All annotating anesthesiologists were from the same university hospital. This could have led to a reduced generalizability due to geographic or institution-specific practice patterns. Additionally, the masking of OR anesthesiologists does not allow objectivity in the evaluation of answering intent of the medical staff to occurring alarms, thus it is only possible to evaluate actions to alarms. This algorithm is tailored to reduce alarms that are caused by mild threshold violations of short duration.

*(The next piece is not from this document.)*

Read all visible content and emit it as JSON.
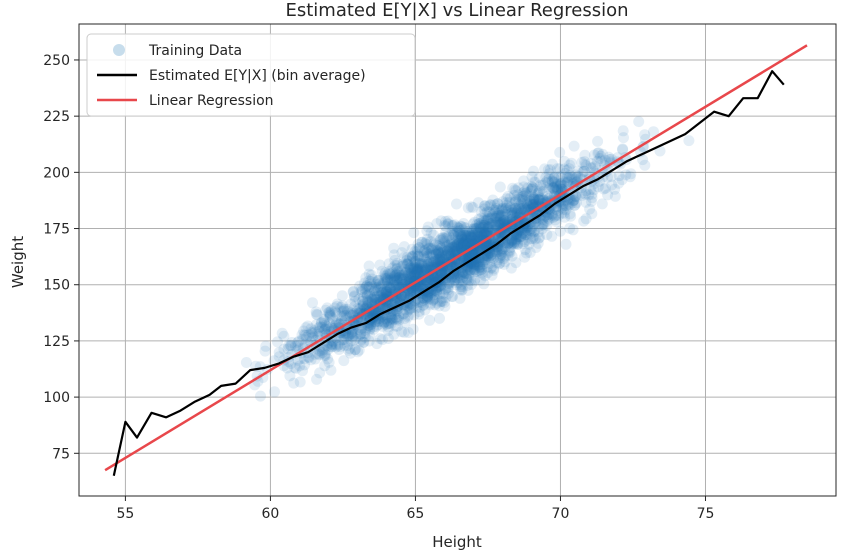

An alarm reduction by this approach would have several advantages. First, the working environment in the OR and on the ICU would become more silent. This may lead to reduced stress for the medical staff and their patients [1214]. Reduced noise levels would allow better communication especially in emergency situations. Second, a reduction of errors caused by desensitization (“alarm fatigue”) is expected, but to our knowledge not reported in medical or technical literature. However, we cannot exclude the possibility of missed correct alarms with an analysis based on this pre-existing database. This requires a further, prospective evaluation, in the same clinical setting with a backup of conventional monitoring observed by an additional anesthesiologist to ensure patient safety.

Our study identified parameters like “CVP”, where alarms were reduced by 80 %, without missing any critical situation. On the other hand, the alarm rate of the parameter “diastolic blood pressure” was only reduced by 33 %, but resulted in two false negative alarms. Therefore, this tool of an adaptive alarm delay may not be ideal for every measured parameter.

5 Conclusion

The problem of false alarms in anesthesiology and intensive care medicine has been known for decades. False alarms cause disruption in clinical workflow, cause cognitive overload in clinicians, and lead to alarm fatigue. The majority of alarms without therapeutic consequence are triggered by mild threshold violations or violations of short duration. The presented algorithm, which implements adaptive violation delays for vital signs alarms, led to an overall reduction of false positive alarms by 73.5 %. The positive predictive value of occurring alarms improved from 28.16 (conventional algorithm) to 46.15 % (new algorithm). The safety of this new approach needs to be proven in a prospective study.